The core control system of intracellular iron homeostasis: a mathematical model

Abstract

Iron is a metal essential for cellular metabolism. However, excess iron available for reactions contributes to the formation of dangerous reactive oxygen species, such as the hydroxyl radical, via the Fenton reaction. Therefore, intracellular iron levels are tightly constrained by a control system of proteins. This paper contains a mathematical model, in the form of a system of five ordinary differential equations, of the core of this control system, including the labile iron pool as well as proteins that regulate uptake, storage, and export and are connected through negative feedback loops. The model is validated using data from an overexpression experiment with cultured human breast epithelial cells. The parameters in the mathematical model are not known for this particular cell culture system, so the analysis of the model was done for a generic choice of parameters. Through a mixture of analytical arguments and extensive simulations it is shown that for any choice of parameters the model reaches a unique stable steady state, thereby ruling out oscillatory behavior.

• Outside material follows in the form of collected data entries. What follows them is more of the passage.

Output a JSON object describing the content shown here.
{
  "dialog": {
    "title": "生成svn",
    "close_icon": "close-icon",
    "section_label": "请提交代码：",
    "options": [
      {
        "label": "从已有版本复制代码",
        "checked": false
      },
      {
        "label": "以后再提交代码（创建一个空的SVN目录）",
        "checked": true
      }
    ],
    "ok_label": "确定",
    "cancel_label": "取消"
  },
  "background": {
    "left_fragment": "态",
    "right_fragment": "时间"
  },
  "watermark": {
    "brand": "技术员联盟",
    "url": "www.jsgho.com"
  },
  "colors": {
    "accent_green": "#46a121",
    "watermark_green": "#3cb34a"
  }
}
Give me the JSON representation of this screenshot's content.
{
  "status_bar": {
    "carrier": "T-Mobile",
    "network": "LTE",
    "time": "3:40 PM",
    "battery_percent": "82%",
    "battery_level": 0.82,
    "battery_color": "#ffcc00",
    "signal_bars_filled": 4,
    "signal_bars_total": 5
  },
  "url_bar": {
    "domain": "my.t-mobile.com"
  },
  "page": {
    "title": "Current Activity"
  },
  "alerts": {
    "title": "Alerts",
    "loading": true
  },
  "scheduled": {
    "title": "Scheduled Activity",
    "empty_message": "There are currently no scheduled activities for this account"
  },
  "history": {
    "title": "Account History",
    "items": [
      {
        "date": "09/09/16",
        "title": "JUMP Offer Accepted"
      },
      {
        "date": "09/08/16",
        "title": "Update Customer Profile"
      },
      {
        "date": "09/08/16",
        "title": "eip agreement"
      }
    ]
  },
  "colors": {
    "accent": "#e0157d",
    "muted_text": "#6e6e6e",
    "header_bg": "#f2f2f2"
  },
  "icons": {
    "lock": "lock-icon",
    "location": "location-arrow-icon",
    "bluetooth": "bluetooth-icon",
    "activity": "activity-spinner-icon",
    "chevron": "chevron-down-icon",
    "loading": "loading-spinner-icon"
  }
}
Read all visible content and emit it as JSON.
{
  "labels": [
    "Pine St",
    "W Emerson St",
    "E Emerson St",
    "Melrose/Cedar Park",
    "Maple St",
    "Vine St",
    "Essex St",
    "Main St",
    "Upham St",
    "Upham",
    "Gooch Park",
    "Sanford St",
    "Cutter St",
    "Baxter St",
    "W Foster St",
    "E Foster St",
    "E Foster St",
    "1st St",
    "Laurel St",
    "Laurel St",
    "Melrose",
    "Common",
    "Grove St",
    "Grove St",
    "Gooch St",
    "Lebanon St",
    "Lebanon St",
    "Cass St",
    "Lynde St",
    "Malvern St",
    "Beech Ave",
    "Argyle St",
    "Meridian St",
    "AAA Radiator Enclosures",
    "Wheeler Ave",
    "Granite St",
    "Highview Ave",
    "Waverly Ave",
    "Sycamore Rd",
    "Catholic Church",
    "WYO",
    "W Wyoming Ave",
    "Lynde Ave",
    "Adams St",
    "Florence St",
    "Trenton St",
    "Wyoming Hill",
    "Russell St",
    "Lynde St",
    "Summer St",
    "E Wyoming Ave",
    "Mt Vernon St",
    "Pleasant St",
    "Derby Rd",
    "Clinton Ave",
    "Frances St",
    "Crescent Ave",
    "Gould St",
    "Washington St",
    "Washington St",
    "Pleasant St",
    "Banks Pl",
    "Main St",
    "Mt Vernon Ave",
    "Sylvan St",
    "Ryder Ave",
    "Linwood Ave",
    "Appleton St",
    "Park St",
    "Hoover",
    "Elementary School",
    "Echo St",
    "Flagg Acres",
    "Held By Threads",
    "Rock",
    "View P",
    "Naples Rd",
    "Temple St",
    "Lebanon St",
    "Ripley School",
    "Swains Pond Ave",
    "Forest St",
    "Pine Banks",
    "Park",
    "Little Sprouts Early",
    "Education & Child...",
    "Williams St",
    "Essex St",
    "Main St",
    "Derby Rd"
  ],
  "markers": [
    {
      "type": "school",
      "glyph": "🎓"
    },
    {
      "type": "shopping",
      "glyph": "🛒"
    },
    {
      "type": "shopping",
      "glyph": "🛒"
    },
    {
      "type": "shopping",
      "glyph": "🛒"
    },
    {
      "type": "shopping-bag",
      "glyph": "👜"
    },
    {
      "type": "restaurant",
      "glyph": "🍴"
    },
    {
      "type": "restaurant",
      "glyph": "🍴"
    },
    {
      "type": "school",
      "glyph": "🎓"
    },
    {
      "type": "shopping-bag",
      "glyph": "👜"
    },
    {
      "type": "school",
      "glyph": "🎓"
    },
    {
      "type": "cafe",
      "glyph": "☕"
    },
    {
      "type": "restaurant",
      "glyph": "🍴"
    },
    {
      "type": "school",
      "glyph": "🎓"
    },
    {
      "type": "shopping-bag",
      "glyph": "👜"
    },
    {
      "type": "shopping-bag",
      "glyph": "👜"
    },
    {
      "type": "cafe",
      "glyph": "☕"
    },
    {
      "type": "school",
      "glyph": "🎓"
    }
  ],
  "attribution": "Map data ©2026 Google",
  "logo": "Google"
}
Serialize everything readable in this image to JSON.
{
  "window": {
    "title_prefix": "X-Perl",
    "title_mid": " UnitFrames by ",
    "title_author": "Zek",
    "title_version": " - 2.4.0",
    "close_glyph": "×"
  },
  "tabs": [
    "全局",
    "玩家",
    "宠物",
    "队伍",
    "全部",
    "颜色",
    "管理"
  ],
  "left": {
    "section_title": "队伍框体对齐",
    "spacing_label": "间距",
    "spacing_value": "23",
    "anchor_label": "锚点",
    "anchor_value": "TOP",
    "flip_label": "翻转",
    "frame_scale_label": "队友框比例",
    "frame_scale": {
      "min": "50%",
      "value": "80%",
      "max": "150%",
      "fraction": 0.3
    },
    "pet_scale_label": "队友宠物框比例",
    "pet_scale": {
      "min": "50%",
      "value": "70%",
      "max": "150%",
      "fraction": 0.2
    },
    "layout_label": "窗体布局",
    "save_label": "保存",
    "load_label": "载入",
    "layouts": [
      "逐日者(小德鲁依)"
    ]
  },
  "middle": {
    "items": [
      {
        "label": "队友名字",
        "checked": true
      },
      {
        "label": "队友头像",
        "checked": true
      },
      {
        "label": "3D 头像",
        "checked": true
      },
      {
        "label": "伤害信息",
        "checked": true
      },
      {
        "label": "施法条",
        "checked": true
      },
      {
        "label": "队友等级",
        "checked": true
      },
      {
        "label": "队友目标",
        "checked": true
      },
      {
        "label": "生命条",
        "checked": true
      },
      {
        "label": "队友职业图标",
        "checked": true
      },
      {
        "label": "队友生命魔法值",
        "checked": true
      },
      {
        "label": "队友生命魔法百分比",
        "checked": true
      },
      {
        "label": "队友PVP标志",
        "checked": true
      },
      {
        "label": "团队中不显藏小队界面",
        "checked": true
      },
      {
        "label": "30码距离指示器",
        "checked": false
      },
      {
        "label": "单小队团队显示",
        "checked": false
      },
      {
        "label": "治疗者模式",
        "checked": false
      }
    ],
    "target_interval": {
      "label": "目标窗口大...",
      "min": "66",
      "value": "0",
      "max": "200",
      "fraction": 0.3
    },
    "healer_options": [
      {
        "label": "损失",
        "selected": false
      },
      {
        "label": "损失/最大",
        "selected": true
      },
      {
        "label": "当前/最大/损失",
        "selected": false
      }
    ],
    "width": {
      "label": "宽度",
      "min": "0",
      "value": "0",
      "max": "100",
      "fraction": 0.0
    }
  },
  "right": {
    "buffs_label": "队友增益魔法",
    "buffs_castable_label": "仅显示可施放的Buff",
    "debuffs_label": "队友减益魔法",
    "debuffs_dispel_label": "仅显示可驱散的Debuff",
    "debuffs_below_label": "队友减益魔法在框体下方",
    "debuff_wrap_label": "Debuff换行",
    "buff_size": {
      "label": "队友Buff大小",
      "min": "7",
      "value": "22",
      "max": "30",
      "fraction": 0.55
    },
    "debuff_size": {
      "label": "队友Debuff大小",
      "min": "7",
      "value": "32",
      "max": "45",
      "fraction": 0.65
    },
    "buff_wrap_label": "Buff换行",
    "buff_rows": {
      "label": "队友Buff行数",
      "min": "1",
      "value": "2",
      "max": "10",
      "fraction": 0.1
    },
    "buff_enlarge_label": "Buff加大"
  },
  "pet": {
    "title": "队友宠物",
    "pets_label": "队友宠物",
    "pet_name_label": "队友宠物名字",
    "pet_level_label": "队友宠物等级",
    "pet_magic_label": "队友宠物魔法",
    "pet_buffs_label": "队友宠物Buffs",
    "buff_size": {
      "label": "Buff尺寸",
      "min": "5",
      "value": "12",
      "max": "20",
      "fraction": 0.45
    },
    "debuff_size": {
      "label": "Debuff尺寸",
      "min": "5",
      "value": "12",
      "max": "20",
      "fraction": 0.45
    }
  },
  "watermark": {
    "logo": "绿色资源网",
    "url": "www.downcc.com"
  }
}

It is shown furthermore that the model parameters are identifiable through suitable experiments.

Figure 1

Regulatory feedback loops in iron metabolism. Species depicted are ferroportin ([Fpn] = x₃); hepcidin (Hep); transferrin receptor 1 ([TfR] = x₂); ferritin ([Ft] = x₄); active iron regulatory proteins 1 and 2 ([Active IRP’s] = x₅). Solid lines indicate positive or negative regulation; dotted lines indicate reactions that consume or produce the indicated species.

Figure 2

Effect of Fpn overexpression in MCF10A cells. Quantification revealed that Fpn overexpression increased IRP2 from 1 to approximately 1.6 and decreased Ferritin H from 1 to 0.1 (see Methods section).